Even if I had someone in who to focus my romantic intent, it would be useless, because the only thing I actually know how to do is to write, and I think I’m pretty lousy at that too. Plus, girls are not impressed by writing, It’s way too straight-forward. Written declarations of love are only appreciated after the person has a general feel for who you are and what to do, not before. You cannot “confess” anymore, simply because there are too many unsolved variables and you simply can’t go around confessing to everyone. You don’t love everyone, you love a select group of people who dislike being told they are loved by others.

I hate my generation, and that reflects in  my writing so clearly, it’s not even a secret anymore. What does it mean, to hate one’s generation? Do I hate myself? Do I hate everyone else but myself? After all, I am part of  my generation. Whether I want it or not, some traits from the modern way of living have imprinted themselves into me. I talk like my generation wants me to talk, I eat what my generation wants me to eat, I watch what my generation wants me to watch. Some other traits I have decided not to follow. One night stands, going to clubs and quick relationships are included in that category.

I’ve frequently tried to write meaningful, poetic songs, without much success. It seems I can only create funny songs, and that’s only when I’m improvising. I sometimes wish I was as good as Cole Porter, or as witty as Max Bemis. I wish I could see the world the way they saw it. I worship the ability to describe my feelings with poetic accuracy, like it was a super power. Every time I try to write a meaningful song, it sounds incredibly cliched. There is nothing I dislike more than cliches.

It’s funny how people talk about what they like and what the want men/women to be like, and then when it’s right in front of them, they choose to ignore it and go search for someone ‘better’. This is lonely men’s main complaint against women. Women tend to fall in line with those who ignore them, rather than those who find them absolutely ravishing. This can make falling in love very difficult. It limits the possibilities of dating, and it leaves almost everyone with a bad taste in their mouths once they get older.

It’s also hilarious when you see someone who you think is perfect for you, and you’re sure they feel it too, but they’re going out with one of your friends. It’s beautifully tragic. It makes me happy, in a way, because it shows me that movies are not always wrong. The feeling of longing I feel is real, and so is the fact that, even if they break up, I’ll have a very hard time if I try to achieve something with her, because they’ve been dating for so long.
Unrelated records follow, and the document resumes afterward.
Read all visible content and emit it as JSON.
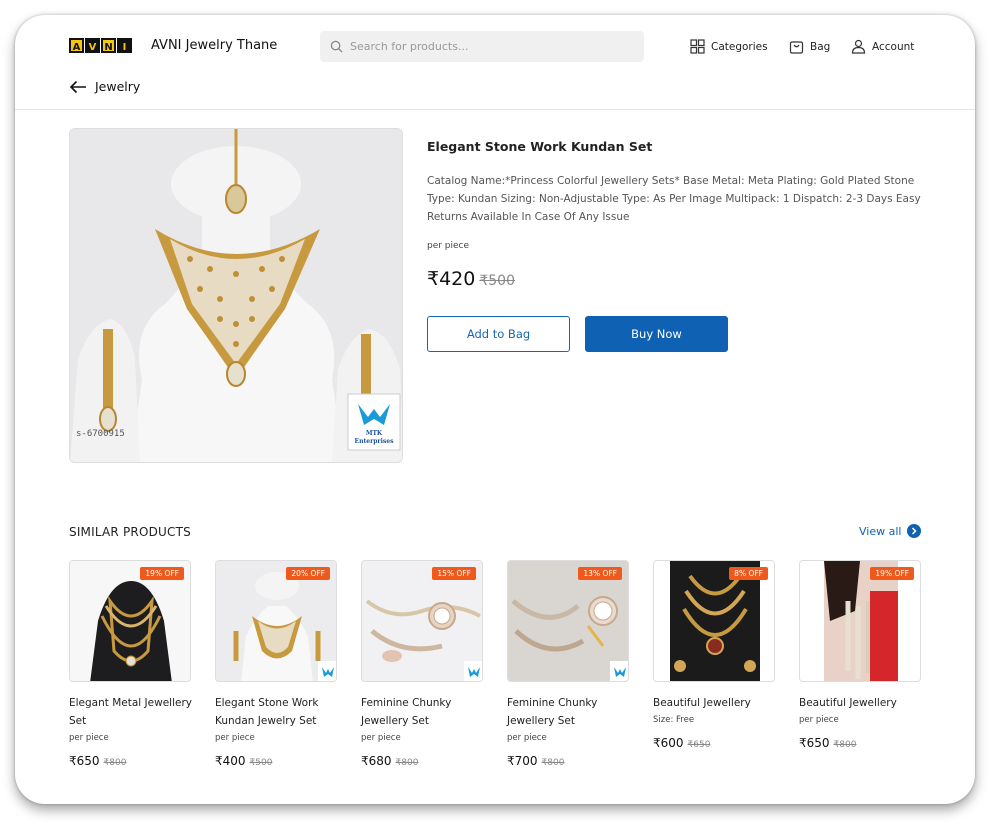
{
  "header": {
    "logo_letters": [
      "A",
      "V",
      "N",
      "I"
    ],
    "store_name": "AVNI Jewelry Thane",
    "search_placeholder": "Search for products...",
    "nav": {
      "categories": "Categories",
      "bag": "Bag",
      "account": "Account"
    },
    "back_label": "Jewelry"
  },
  "product": {
    "title": "Elegant Stone Work Kundan Set",
    "description": "Catalog Name:*Princess Colorful Jewellery Sets* Base Metal: Meta Plating: Gold Plated Stone Type: Kundan Sizing: Non-Adjustable Type: As Per Image Multipack: 1 Dispatch: 2-3 Days Easy Returns Available In Case Of Any Issue",
    "unit": "per piece",
    "price": "₹420",
    "mrp": "₹500",
    "image_id_watermark": "s-6700915",
    "image_brand_line1": "MTK",
    "image_brand_line2": "Enterprises",
    "add_to_bag": "Add to Bag",
    "buy_now": "Buy Now"
  },
  "similar": {
    "title": "SIMILAR PRODUCTS",
    "view_all": "View all",
    "items": [
      {
        "name": "Elegant Metal Jewellery Set",
        "sub": "per piece",
        "price": "₹650",
        "mrp": "₹800",
        "discount": "19% OFF"
      },
      {
        "name": "Elegant Stone Work Kundan Jewelry Set",
        "sub": "per piece",
        "price": "₹400",
        "mrp": "₹500",
        "discount": "20% OFF"
      },
      {
        "name": "Feminine Chunky Jewellery Set",
        "sub": "per piece",
        "price": "₹680",
        "mrp": "₹800",
        "discount": "15% OFF"
      },
      {
        "name": "Feminine Chunky Jewellery Set",
        "sub": "per piece",
        "price": "₹700",
        "mrp": "₹800",
        "discount": "13% OFF"
      },
      {
        "name": "Beautiful Jewellery",
        "sub": "Size: Free",
        "price": "₹600",
        "mrp": "₹650",
        "discount": "8% OFF"
      },
      {
        "name": "Beautiful Jewellery",
        "sub": "per piece",
        "price": "₹650",
        "mrp": "₹800",
        "discount": "19% OFF"
      }
    ]
  },
  "colors": {
    "primary": "#0f62b3",
    "discount_badge": "#ef5a1c",
    "logo_yellow": "#f5c518"
  }
}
Plus, he’s my friend, and he does not handle jealousy well.

I think the problem lies in that I can’t find meaning in anything. Someone once told me that, once you found beauty in everything, you started really living. I do see beauty in things, I just cannot find meaning to that beauty. Why are things beautiful? Why are things terrible?

A Lonely Life Feels Like An Eternity

I think what attracts me about marriage is that you never have to be alone once you’re married. It must be awesome to actually fall in love and wake up next to your loved one every day. I think I would no longer feel like shit in the evening. I could try things I’ve always wanted to do with someone else, like dance to french music at night or have a picnic somewhere where there is no one else around. I would have someone to play guitar to, to sing love songs to, to write to. I would have someone to kiss me when I’m feeling down, and the other way around. I know people say it gets boring after a while, but doesn’t everything? One of the things I like the most about long events is the fact that you can always expect to find a new way to look at it. I want to discover someone so deeply, that I understand them completely.

This are all things I want, but few of them will actually come true. This is the thought that keeps me awake at night. This is what I can’t get over.